Objective In recent years, the aerospace manufacturing industry has proposed the requirements for large-scale and lightweight aircraft, and weight reduction has become the first priority of the aircraft manufacturing industry. Dual-laser-beam bilateral synchronous welding (DLBSW) is an innovative manufacturing process for producing the skin-stringer T-shaped structure, which was first proposed by Airbus. Currently, the study of DLBSW has mainly focused on the skin-stringer T-joints of aluminum alloy, with only a few references to the Ti₆Al₄V alloy T-joints and their properties. This T-joint forms a molten pool under the action of bilateral laser beams during the process of DLBSW, and the thermal effect is superimposed at the bottom of the molten pool. Because the Ti₆Al₄V alloy is sensitive to thermal action, the equiaxial grain in the heat-affected zone (HAZ) is easily coarsened during welding, which weakens the mechanical properties and service performance of the T-joint. Therefore, a rational selection of heat input is necessary for the laser welding of the titanium alloy. This study aims to reveal the influence of laser power on the microstructure of the Ti₆Al₄V alloy T-joint and explore the influence of microstructure on the fracture performance of the joint.

Methods In this study, the DLBSW experiment of the Ti₆Al₄V alloy T-joints was performed using two KUKA robots and a TruDisk 12003 laser produced by TRUMPF. The laser and the laser welding head are connected by two optical fibers. During the welding process, the laser beam and shielding gas were delivered symmetrically along the center line of the stringer (Fig. 1). Following the welding experiments, two groups of well-formed T-joints were selected for metallographic and tensile specimen preparation. The specimens were cut along the cross-section of T-joints, and the uneven area is avoided. The microstructure of the joint after polishing and corrosion was observed under an MR-5000 metallographic microscope. The tensile experiment was performed using an electromechanical universal testing machine at 25 ℃. The loading rate was set to 0.8 mm/min, and the fracture morphology was observed using a scanning electron microscope.

Results and Discussions When the laser power is 2.1 kW, the HAZ above the upper fusion zone of the joint can be divided into the obvious coarse grain region (CGR), fine grain region (FGR), and transition region (TR) owing to the thermal effect of the molten metal on both sides of specimen. There is a large area of TR below the lower fusion zone without the obvious CGR and FGR (Fig. 6). The fracture surface of the joint is near the HAZ, and the tensile strength exceeds 800 MPa (Fig. 8). When the laser power is 2.3 kW, the α' phase that precipitated inside the columnar crystal in the weld bead zone coarsenes significantly because of the increase in heat input.
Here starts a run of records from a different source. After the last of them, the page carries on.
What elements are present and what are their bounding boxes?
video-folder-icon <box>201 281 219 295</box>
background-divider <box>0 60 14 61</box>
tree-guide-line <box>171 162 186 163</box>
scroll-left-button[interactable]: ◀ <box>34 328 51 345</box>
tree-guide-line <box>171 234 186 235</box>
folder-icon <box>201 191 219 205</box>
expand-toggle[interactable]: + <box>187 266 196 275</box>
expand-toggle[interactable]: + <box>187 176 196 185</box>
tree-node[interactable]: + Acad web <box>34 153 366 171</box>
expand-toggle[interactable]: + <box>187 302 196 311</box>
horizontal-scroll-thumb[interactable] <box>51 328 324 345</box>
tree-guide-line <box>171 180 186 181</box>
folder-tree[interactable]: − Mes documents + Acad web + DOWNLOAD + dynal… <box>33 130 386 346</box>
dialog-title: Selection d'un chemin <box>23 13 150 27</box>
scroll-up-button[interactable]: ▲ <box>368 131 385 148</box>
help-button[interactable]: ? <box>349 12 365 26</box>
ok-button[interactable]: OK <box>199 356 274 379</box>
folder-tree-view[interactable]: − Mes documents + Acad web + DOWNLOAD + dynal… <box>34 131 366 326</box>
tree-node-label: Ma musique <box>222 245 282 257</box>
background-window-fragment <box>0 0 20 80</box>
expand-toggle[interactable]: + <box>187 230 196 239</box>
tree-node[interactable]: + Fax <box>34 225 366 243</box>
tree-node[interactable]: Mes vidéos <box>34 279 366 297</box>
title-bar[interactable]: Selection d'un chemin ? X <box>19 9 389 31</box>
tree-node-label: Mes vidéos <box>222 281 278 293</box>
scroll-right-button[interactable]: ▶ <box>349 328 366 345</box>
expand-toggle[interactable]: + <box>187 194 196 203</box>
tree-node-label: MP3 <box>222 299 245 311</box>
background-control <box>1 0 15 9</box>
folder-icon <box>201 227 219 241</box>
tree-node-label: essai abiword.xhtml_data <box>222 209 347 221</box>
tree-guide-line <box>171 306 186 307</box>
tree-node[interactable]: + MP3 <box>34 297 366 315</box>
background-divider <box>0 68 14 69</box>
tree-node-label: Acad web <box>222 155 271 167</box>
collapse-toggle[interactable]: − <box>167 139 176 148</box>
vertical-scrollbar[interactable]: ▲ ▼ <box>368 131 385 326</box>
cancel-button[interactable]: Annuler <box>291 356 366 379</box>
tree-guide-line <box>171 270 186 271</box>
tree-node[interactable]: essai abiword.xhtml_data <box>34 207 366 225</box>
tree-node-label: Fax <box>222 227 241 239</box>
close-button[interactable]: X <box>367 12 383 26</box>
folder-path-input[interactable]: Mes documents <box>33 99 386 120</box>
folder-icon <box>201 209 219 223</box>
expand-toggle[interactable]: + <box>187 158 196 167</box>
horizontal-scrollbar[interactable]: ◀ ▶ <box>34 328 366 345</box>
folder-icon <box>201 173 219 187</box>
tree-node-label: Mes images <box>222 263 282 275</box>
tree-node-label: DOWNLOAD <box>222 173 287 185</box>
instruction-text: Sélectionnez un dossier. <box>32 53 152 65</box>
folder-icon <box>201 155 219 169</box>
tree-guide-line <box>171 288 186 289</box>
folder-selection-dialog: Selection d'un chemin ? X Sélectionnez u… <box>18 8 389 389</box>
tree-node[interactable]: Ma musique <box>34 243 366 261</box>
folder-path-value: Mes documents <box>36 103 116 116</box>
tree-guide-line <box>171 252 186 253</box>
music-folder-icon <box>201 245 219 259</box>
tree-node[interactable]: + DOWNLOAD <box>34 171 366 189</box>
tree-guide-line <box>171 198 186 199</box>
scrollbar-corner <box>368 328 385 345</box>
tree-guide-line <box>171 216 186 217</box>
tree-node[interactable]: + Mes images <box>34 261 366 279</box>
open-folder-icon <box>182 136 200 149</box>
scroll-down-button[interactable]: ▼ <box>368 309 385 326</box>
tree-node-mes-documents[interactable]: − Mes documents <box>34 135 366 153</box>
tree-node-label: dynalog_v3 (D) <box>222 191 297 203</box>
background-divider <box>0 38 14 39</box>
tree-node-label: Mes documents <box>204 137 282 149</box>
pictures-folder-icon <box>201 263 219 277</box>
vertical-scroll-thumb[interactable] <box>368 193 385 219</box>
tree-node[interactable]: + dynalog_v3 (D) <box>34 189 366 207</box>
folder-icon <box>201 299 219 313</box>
Additionally, different from the joint adopting laser power of 2.1 kW, the HAZ below the lower fusion zone of joint No.2 can be divided into the CGR, FGR, and TR owing to the increase in laser power. A wide CGR appears below the lower fusion zone, where the grains have severely coarsened and some of the equiaxed grains have increased to 100 μm in size (Fig. 7). The joint is invalid in the weld bead zone, and the tensile strength is only 478 MPa (Fig. 8). The fractographs of the joint are mixed, except for the equiaxed dimples, and the exfoliated lamellar α' phase interface can be found on the fracture surface. It can be concluded that the fracture mode of specimen No.3 is a hybrid fracture, comprising both the cleavage and ductile fractures (Fig. 11).

Conclusions Experimental results indicate that the Ti₆Al₄V alloy T-joint manufactured by DLBSW is more sensitive to changes in the laser power. When the laser power increases, a large area of CGR is observed below the lower fusion zone, with some grain size reaching 100 μm. However, the region below the lower fusion zone of the joint adopting the laser power of 2.1 kW is a wider TR, while those of the CGR and FGR are not obvious. The joint under the laser power of 2.1 kW failed in the HAZ on the skin when a higher tensile strength exceeded 90% of the strength of the base material. When the laser power is increased to 2.3 kW, the joint is fractured in the weld bead zone, and its strength is significantly reduced compared with the specimen adopting a laser power of 2.1 kW. According to the fractographs of the joint, the fracture mode of the joint under lower laser power is a microporous aggregation fracture, which is classified as a ductile fracture. When the laser power is increased to 2.3 kW, the fracture mode of the joint is a combination of the ductile and cleavage fractures, with a mixed morphology comprising equiaxed dimples and exfoliated lamellar α' phase interface.